自分の戦闘スタイルを見つめ直し、どういった武器で戦うのが一番効率的なのかを考えるいい機会だったけど、結局剣が一番良いという事になった。防具も動きやすさを重視した物の種類を知れてよかったと思う。
担当の職員がやたらと鞭を勧めてきたのだけど、あれには一体どんな思いが込められていたのだろうか……迷宮入りだ。
七日目。最終日は総仕上げという事で、村があった方とは反対側の森に生息しているフォレストウルフの魔石と牙の納品クエストを受けた。
フォレストウルフは日本で見られる狼よりも一回り程大きな体躯を持つ狼で、見た目以上に素早い動きで敵を翻弄する事で有名らしい。そして何より単独で行動し、緊急時には遠吠えで近くの仲間を呼び寄せる厄介なモンスターだ。
拳による打撃よりリーチの長い剣の方が倒しやすいという話を聞き、事前に組合でアイアンソード(価格:1500リン)を購入してから討伐に向かった。これで巾着の中は空っぽになってしまったが、仕方のない出費だろう。早くルアンさんに返さねば。
森に入ってすぐお目当てのモンスターとは出会えた。習得しておいた索敵スキルのお陰で何となくのモンスターの位置は把握していたので、奇襲される事無くこちらから先手を打つことが出来た。
フォレストウルフの毛は一本一本が針金のように硬く、毛の濃い場所への斬撃は通らない事が多々あった。さらに厄介な事に、身体強化や体術スキルを習得しているのにも関わらず、相手の攻撃が素早過ぎてギリギリ躱すのがやっとな程だった。
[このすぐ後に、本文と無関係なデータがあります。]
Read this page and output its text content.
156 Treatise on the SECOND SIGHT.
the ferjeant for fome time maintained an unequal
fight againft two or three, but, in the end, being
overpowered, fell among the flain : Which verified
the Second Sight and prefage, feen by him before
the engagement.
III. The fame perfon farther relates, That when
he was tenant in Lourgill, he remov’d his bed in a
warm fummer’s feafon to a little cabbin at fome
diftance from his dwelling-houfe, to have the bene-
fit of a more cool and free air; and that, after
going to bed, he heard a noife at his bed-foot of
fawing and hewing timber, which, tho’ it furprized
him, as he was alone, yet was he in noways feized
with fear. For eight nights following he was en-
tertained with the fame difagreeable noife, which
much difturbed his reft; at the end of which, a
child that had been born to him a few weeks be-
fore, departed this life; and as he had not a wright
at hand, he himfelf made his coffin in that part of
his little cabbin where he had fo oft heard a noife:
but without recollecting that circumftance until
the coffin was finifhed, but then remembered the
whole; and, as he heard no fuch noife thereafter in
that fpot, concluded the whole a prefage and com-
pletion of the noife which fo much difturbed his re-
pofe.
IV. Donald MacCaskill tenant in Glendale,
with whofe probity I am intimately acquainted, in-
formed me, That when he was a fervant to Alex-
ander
思いの外苦戦を強いられる事約三十分。増援を呼ばれる前に何とか倒せた俺は重い体を引きずりながらナイフで牙と、魔石を剥ぎ取っていく。
先に魔石を取ってしまうと身体が溶けてしまい地面に吸収されるので、先に牙を取らなければならない。初心者はこの手順を忘れて素材を無駄にする事が多いらしいので、頭の中でその事を反芻しながら剥ぎ取りを行った。
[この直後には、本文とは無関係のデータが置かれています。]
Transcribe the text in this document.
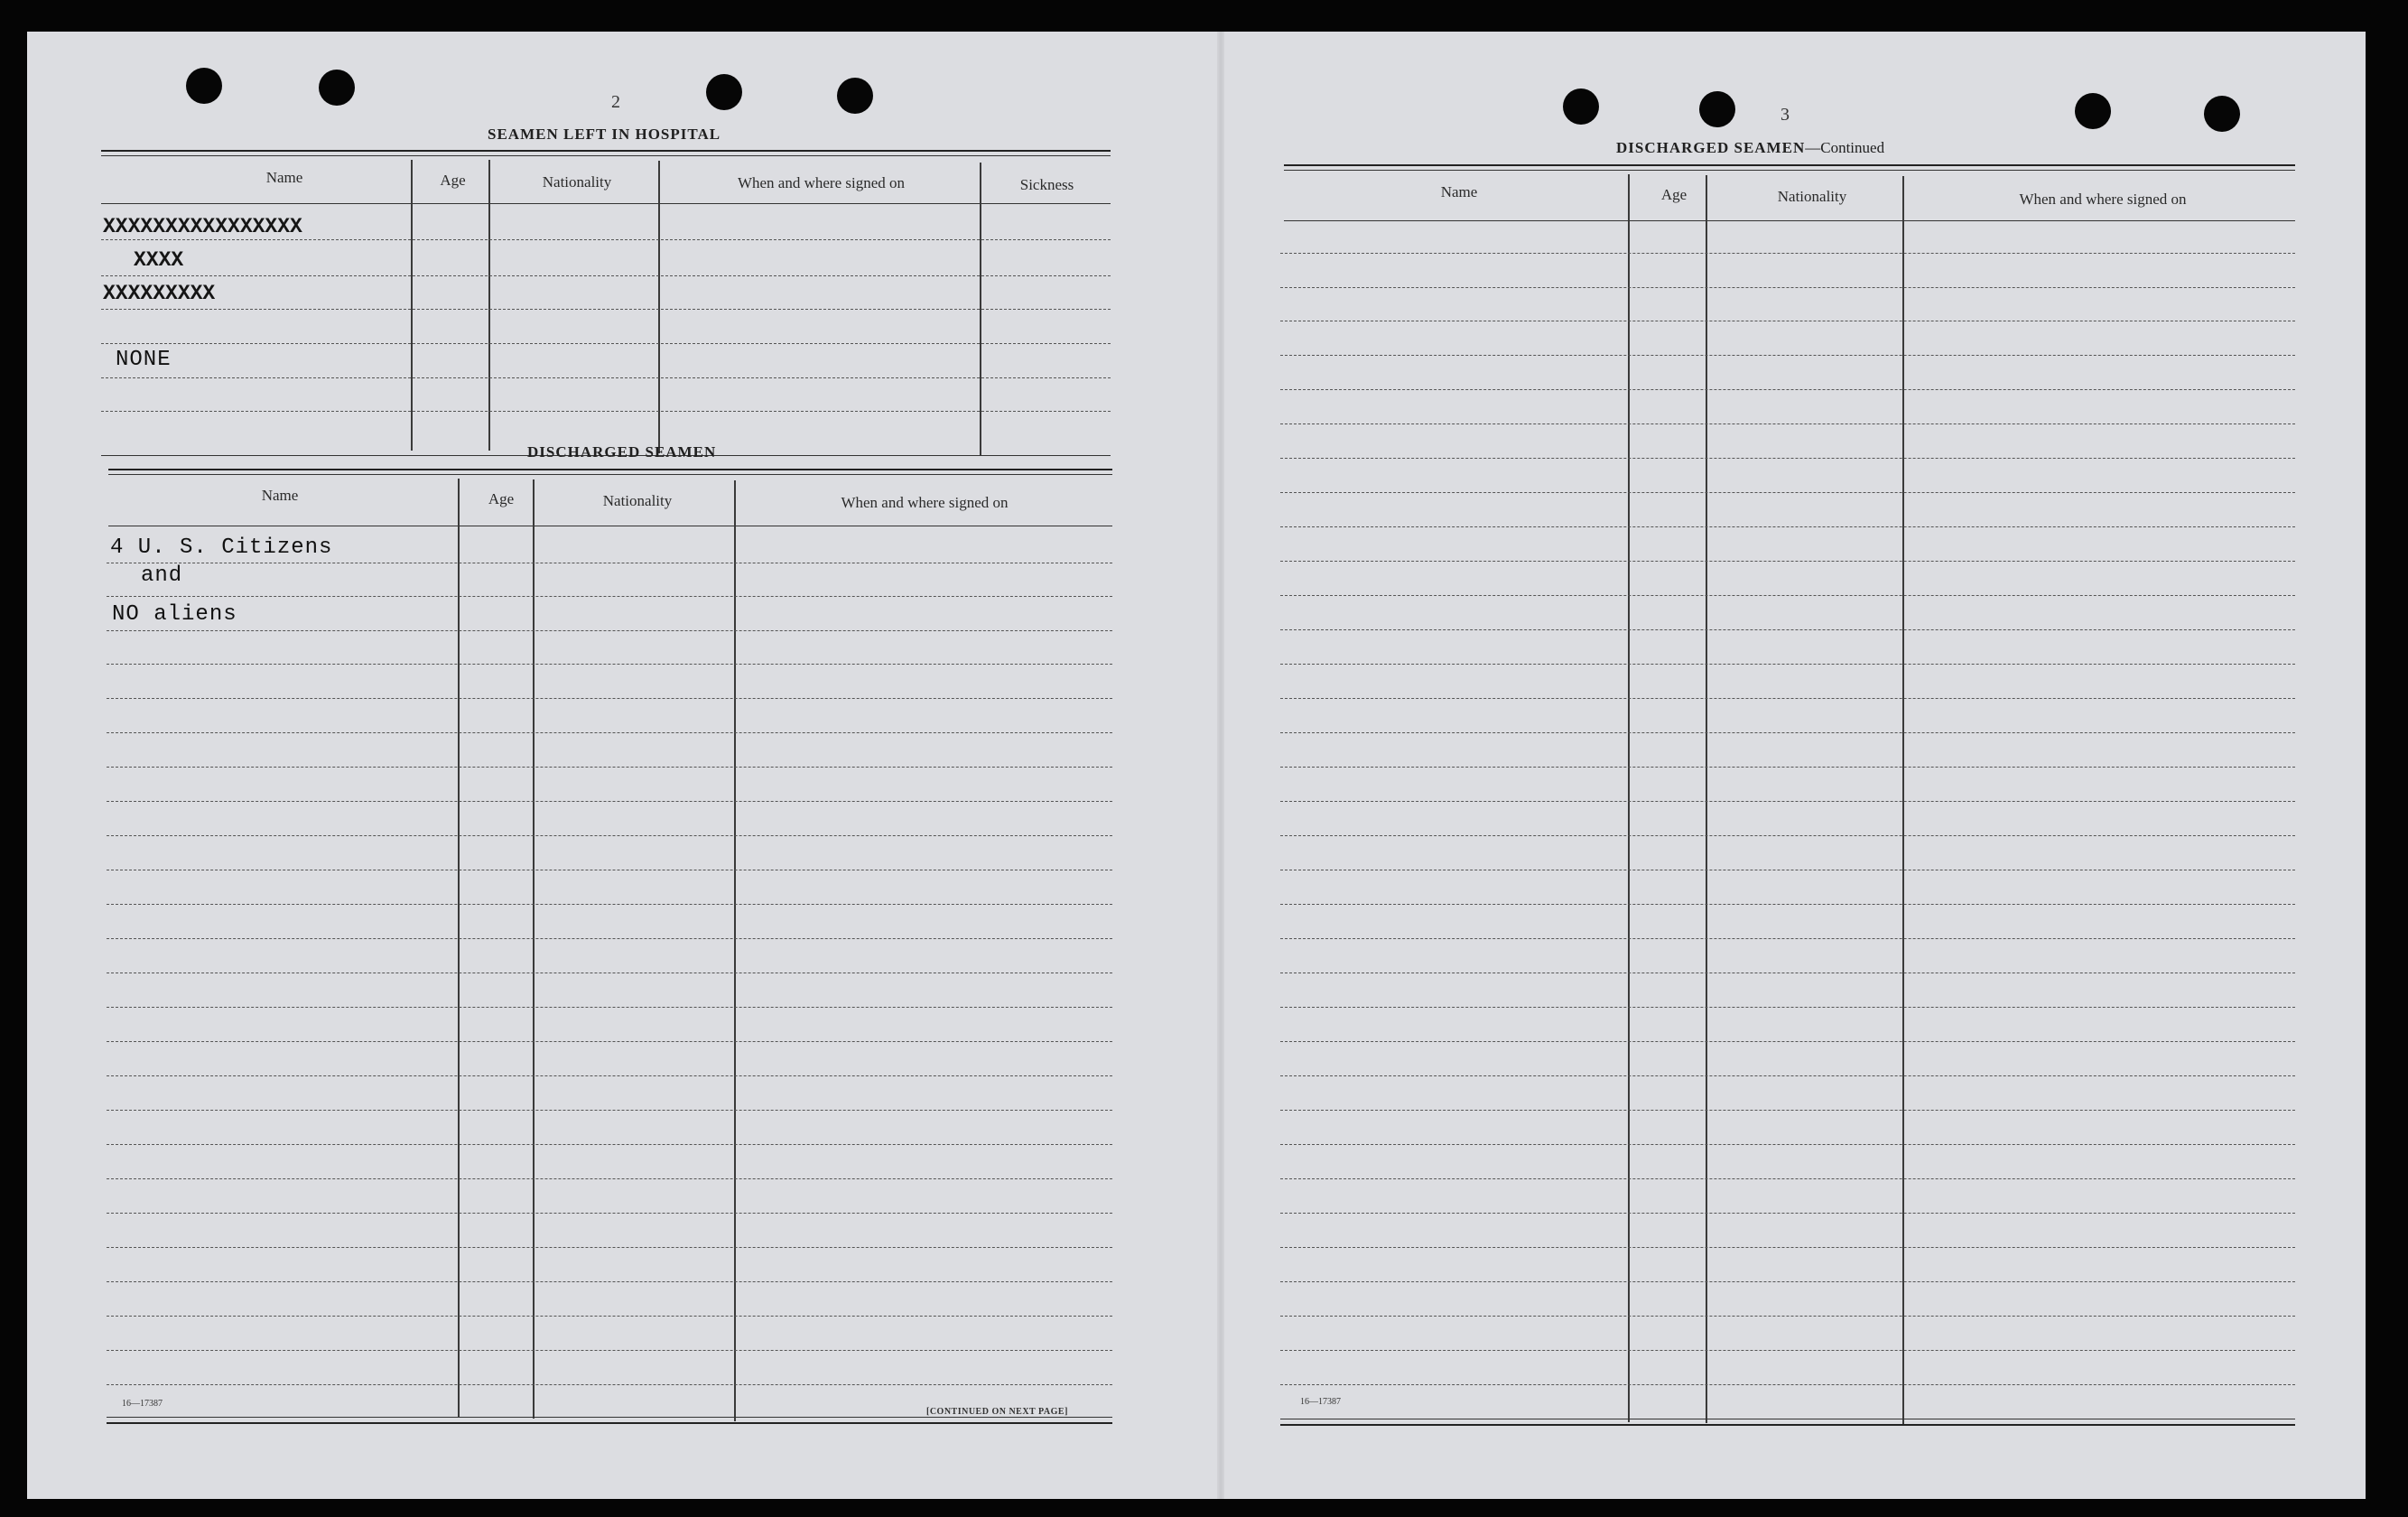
2
SEAMEN LEFT IN HOSPITAL
Name	Age	Nationality	When and where signed on	Sickness
XXXXXXXXXXXXXXXX
XXXX
XXXXXXXXX
NONE
DISCHARGED SEAMEN
Name	Age	Nationality	When and where signed on
4 U. S. Citizens
and
NO aliens
16—17387
[CONTINUED ON NEXT PAGE]
3
DISCHARGED SEAMEN—Continued
Name	Age	Nationality	When and where signed on
16—17387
ここまでは割と順調だったのだが、ピンチを迎えたのは剥ぎ取りを終えた直後だった。索敵に複数体のモンスターが引っかかったのだ。
タイミング的にフォレストウルフなのだろうと思い一度は応戦を試みようとしたが、一体を狩るのですら三十分近くかかるのに五体も六体も相手に出来る筈が無いと思い、即座に撤退した。後ろから獰猛な眼差しを受けた時は流石にヒヤッとしたな。
こうして七日間の研修プログラムを終え、晴れて立派な初心者冒険者となることが出来たのだった。
ただ一つ、どうしてもこれだけは言いたい。宿泊施設で提供された朝食夕食共にメチャクチャ不味かった。本当に地獄だったと言わせてくれ。